JSK is on the M1, en-route to Middlesbrough. He's useless. But by the power of the modern miracle which is Mobile Internet, he's still able to deliver #RefWatch (just). Sacked in the morning, etc.

Ben Hoskins

#RefWatch: it's like "Through The Keyhole", but for referees. And without David Frost. Or a panel. Er.


Today's referee is Bond. Darren Bond.

Yes. The lesser-known brother of James, when he's not occupied with saving the world from Blofeld and his cat, is a keen football referee.
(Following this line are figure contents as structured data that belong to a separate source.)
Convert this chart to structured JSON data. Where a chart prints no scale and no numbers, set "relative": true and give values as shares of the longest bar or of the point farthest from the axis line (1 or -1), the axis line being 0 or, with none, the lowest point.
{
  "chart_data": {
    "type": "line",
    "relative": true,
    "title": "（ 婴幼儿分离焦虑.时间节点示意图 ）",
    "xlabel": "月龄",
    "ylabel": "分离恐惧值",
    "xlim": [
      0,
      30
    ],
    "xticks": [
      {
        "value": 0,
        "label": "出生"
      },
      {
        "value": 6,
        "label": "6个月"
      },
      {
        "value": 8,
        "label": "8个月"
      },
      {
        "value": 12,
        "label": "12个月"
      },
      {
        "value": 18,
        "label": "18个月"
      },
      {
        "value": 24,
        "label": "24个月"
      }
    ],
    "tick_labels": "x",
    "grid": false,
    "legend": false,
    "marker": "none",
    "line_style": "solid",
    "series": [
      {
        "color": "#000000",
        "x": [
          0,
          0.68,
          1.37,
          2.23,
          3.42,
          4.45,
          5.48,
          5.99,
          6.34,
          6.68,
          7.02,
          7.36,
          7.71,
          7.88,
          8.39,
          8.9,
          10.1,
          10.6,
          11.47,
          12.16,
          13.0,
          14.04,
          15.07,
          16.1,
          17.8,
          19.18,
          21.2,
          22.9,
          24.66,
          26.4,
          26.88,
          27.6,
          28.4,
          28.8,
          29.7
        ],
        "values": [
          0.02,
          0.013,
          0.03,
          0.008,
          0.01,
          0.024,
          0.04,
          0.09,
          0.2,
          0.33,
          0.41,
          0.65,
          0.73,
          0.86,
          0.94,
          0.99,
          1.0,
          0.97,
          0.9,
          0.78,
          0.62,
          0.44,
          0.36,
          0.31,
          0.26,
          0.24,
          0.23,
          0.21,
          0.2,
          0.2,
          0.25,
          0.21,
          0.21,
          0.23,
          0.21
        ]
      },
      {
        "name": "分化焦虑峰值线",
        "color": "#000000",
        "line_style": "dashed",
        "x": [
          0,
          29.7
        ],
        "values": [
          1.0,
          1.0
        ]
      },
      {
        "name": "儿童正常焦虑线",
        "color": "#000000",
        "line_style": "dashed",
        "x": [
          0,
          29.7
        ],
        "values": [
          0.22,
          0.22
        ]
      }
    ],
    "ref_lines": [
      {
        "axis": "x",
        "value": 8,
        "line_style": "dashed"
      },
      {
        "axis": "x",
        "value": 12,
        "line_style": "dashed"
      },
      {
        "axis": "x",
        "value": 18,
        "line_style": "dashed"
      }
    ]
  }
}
Well I suppose everyone's got to have a hobby.

Promoted to the Football League officials list ahead of the 2012/2013 season, Darren is a relatively fresh face on the scene.

A Lancashire lad, this afternoon's Championship fixture up at the Riverside is the first that Bond has been given responsibility over in the current season.

Darren doesn't tend to award many yellow cards: over 6 matches this season - in the COCUP and Leagues One and Two - he's only dished out a miserly 10 in total. With my early-morning Maths Hat on, that's an average of less than 2 a game, 1.67 to be precise.

Suffice to say, Bond hasn't sent a player off in a game yet this season. You really could get away with murder.*

Unlike our Casino Royal(e) Royston Drenthe, let's hope that Reading don't go bust today. Perhaps our number (00)7 Pavel Pogrebynak can serve up something special From Russia With Love.

...If he's fit.


*Disclaimer: you couldn't (though Bond could, "license to kill" and whatnot). We do not advocate murder here at #RefWatch.